先日、渋谷の映画館で塙幸成さんが監督した『初恋』を観てきました。「3億円事件の犯人は女子高生だった」という、意表をつくストーリーの小説を映画化したものです。
映画の中で主要な場所のひとつになるのが、新宿のジャズ喫茶「B」です。これは、新宿に実在した「ジャズ・ヴィレッジ」がモデルです。その店内の様子を再現したいということで、あるつてからぼくに相談がありました。
1年くらい前でしょうか。監督をはじめスタッフのかた5~6名と渋谷の喫茶店でお会いしたんですね。ぼくの話を聞くだけなのにずいぶん大げさだなぁとそのときは思いました。プロデューサーや助監督や美術担当など、主要なスタッフがみなさんいらっしゃって、店内の様子を聞かれました。

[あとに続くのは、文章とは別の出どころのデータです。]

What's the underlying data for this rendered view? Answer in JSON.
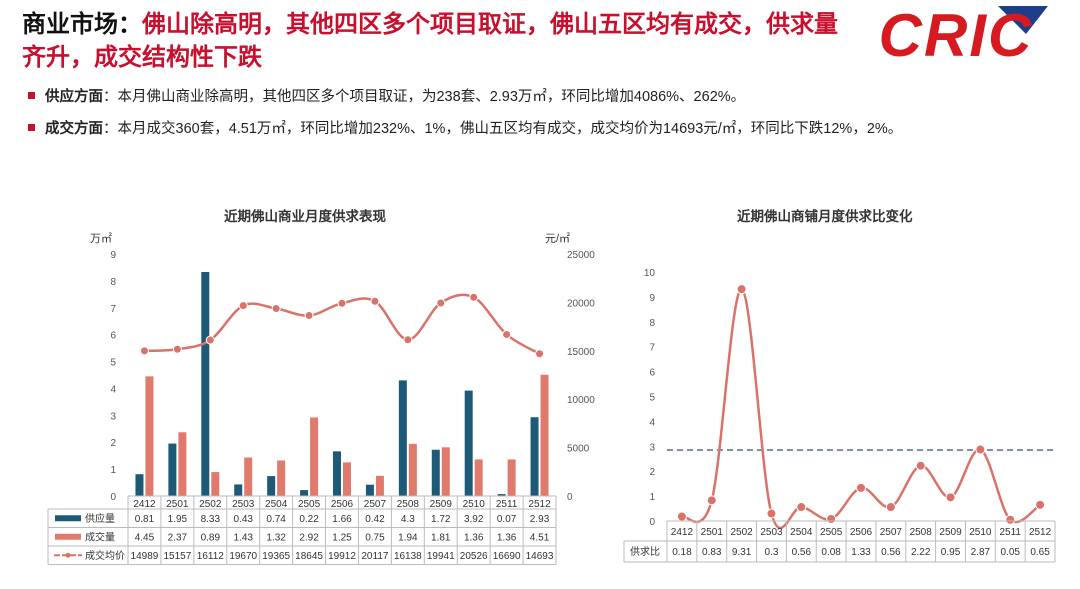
{
  "header": {
    "title_lead": "商业市场：",
    "title_rest": "佛山除高明，其他四区多个项目取证，佛山五区均有成交，供求量齐升，成交结构性下跌",
    "logo_text": "CRIC"
  },
  "bullets": [
    {
      "label": "供应方面",
      "text": "：本月佛山商业除高明，其他四区多个项目取证，为238套、2.93万㎡，环同比增加4086%、262%。"
    },
    {
      "label": "成交方面",
      "text": "：本月成交360套，4.51万㎡，环同比增加232%、1%，佛山五区均有成交，成交均价为14693元/㎡，环同比下跌12%，2%。"
    }
  ],
  "colors": {
    "supply": "#1c5a78",
    "deal": "#e07a6d",
    "price": "#d9736a",
    "accent": "#c8102e",
    "ratio": "#d9736a",
    "ref": "#5a6b80"
  },
  "chart_data": [
    {
      "type": "bar",
      "title": "近期佛山商业月度供求表现",
      "ylabel_left": "万㎡",
      "ylabel_right": "元/㎡",
      "categories": [
        "2412",
        "2501",
        "2502",
        "2503",
        "2504",
        "2505",
        "2506",
        "2507",
        "2508",
        "2509",
        "2510",
        "2511",
        "2512"
      ],
      "ylim_left": [
        0,
        9
      ],
      "yticks_left": [
        "0",
        "1",
        "2",
        "3",
        "4",
        "5",
        "6",
        "7",
        "8",
        "9"
      ],
      "ylim_right": [
        0,
        25000
      ],
      "yticks_right": [
        "0",
        "5000",
        "10000",
        "15000",
        "20000",
        "25000"
      ],
      "series": [
        {
          "name": "供应量",
          "type": "bar",
          "axis": "left",
          "values": [
            0.81,
            1.95,
            8.33,
            0.43,
            0.74,
            0.22,
            1.66,
            0.42,
            4.3,
            1.72,
            3.92,
            0.07,
            2.93
          ],
          "labels": [
            "0.81",
            "1.95",
            "8.33",
            "0.43",
            "0.74",
            "0.22",
            "1.66",
            "0.42",
            "4.3",
            "1.72",
            "3.92",
            "0.07",
            "2.93"
          ]
        },
        {
          "name": "成交量",
          "type": "bar",
          "axis": "left",
          "values": [
            4.45,
            2.37,
            0.89,
            1.43,
            1.32,
            2.92,
            1.25,
            0.75,
            1.94,
            1.81,
            1.36,
            1.36,
            4.51
          ],
          "labels": [
            "4.45",
            "2.37",
            "0.89",
            "1.43",
            "1.32",
            "2.92",
            "1.25",
            "0.75",
            "1.94",
            "1.81",
            "1.36",
            "1.36",
            "4.51"
          ]
        },
        {
          "name": "成交均价",
          "type": "line",
          "axis": "right",
          "values": [
            14989,
            15157,
            16112,
            19670,
            19365,
            18645,
            19912,
            20117,
            16138,
            19941,
            20526,
            16690,
            14693
          ],
          "labels": [
            "14989",
            "15157",
            "16112",
            "19670",
            "19365",
            "18645",
            "19912",
            "20117",
            "16138",
            "19941",
            "20526",
            "16690",
            "14693"
          ]
        }
      ]
    },
    {
      "type": "line",
      "title": "近期佛山商铺月度供求比变化",
      "categories": [
        "2412",
        "2501",
        "2502",
        "2503",
        "2504",
        "2505",
        "2506",
        "2507",
        "2508",
        "2509",
        "2510",
        "2511",
        "2512"
      ],
      "ylim": [
        0,
        10
      ],
      "yticks": [
        "0",
        "1",
        "2",
        "3",
        "4",
        "5",
        "6",
        "7",
        "8",
        "9",
        "10"
      ],
      "reference_line": 2.85,
      "series": [
        {
          "name": "供求比",
          "values": [
            0.18,
            0.83,
            9.31,
            0.3,
            0.56,
            0.08,
            1.33,
            0.56,
            2.22,
            0.95,
            2.87,
            0.05,
            0.65
          ],
          "labels": [
            "0.18",
            "0.83",
            "9.31",
            "0.3",
            "0.56",
            "0.08",
            "1.33",
            "0.56",
            "2.22",
            "0.95",
            "2.87",
            "0.05",
            "0.65"
          ]
        }
      ]
    }
  ]
}
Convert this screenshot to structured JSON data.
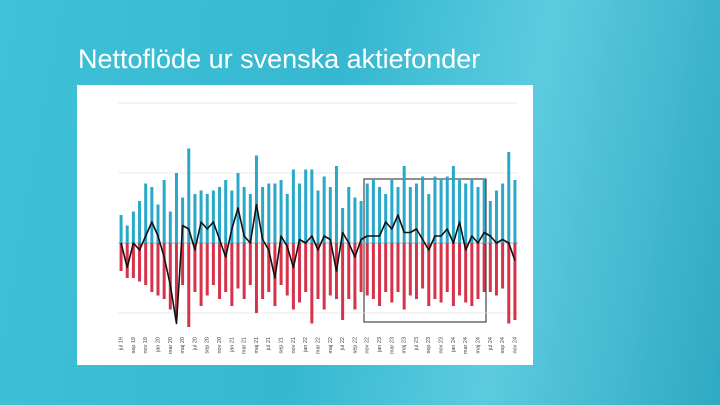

ぼくは高校のときから大学に入ってしばらくの間、「ジャズ・ヴィレッジ」にときどき行っていました。間取りや壁の感じ、来ているお客さんのタイプなどは、鮮明というほどではありませんが、そこそこ記憶に残っています。それで、そんなお話をしたんですね。
映画の中のジャン喫茶は、ぼくのイメージとちょっと違っていました。当時はあんな風に会話ができませんし、登場人物の服装も人物像もジャズ喫茶にたむろしているタイプとは違います。あの感じは「風月堂」だよな、などと思いながら観ていましたが、大体において当時の風俗というか文化的な色彩はよく表現されていたと思います。
塙さんは1965年生まれですが、当時のことをかなり調べたんじゃないでしょうか。以前観た『三丁目の夕日』もそうですが、1950年代や60年代を舞台にした映画を作るのは大変難しいと思います。その時代をリアルタイムで生きていたひとがたくさんいて、ああだこうだといわれるからです。でも、どちらの映画もちょっとした時代考証のあやまりはあるにしても、概ね良好だと思いました。
ただしいつも気になるんですが、登場人物のタバコの吸いすぎはどうなんでしょう? ジャズ喫茶といえばタバコの煙がつきものですが、ちょっと気になりました。あのころだって、みんながこんなにタバコは吸っていなかったように思うのですが。
主人公の女子高生がヘルメットをかぶらずにオートバイを疾走させますが、これはOKでしょう。当時、ヘルメットの装着は義務づけられていませんでしたから、これはこれで却ってリアリティがあります。
ストーリーはこんな感じです。
「高校生のみすず(宮崎あおい)は幼いころに親類の家に引き取られ孤独な日々を送っていたが、ある日、長く会っていなかった兄(宮崎将)が突然現れ、新宿の繁華街にあるジャス喫茶「B」のマッチを渡される。数日後、「B」を訪れたみすずは店内で兄を慕う仲間たちに出会う。アングラ劇団の看板女優や、デモに参加している作家志望の浪人生らのうち、みすずはランボーの詩集を読む東大生の岸(小出恵介)に引かれていく。そして岸に3億円強奪を持ちかけられたみすずは、彼の役に立ちたい一心で犯行計画に手を貸す」
これは、1968年に東京・府中市内で3億円を積んだ現金輸送車が白バイ警官を装った男に車ごと奪われ、その後に時効となった実際の事件をテーマにした小説が原作です。
このみすずとぼくはまったく同じ年です。ただし、彼女は本郷にある東大とおぼしき大学に入学するのですが、1969年は東大紛争で入試がなかったので、そのあたりはちょっと気になりました。
この映画、試写会の案内が届いていたんですが、映画は映画館の大きなスクリーンで観たいというのがポリシーなので、我慢して公開まで待ちました。それで、実は2週間前にも新宿の映画館まで行ったのですが、そのときは希望する回が満員になっていて観られませんでした。それで今回の再挑戦となったのです。このときも滑り込みセーフでした。公開されてちょうど3週間が過ぎたのに、まだ満員ですから、小さな映画館ではありましたがまあまあいい成績ではないでしょうか。
ぼくはまったく考えていなかったのですが、エンディング・ロールに協力者の名前がクレジットされていて、そこに名前が載っていたのは嬉しかったですね。実は撮影にも立ち会いたかったのですが、ジャズ喫茶のシーンを撮るのが10月で、そのときはストーンズやポールのライヴを観にアメリカに行っていたためかないませんでした。
それで映画ですが、ほのかな恋心を芽生えさせた少女の気持ちが切なくて、ほのぼのとしたラヴ・ストーリーになっていました。こういう映画は嫌いじゃないです。元ちとせの主題歌もぼくは好きですね。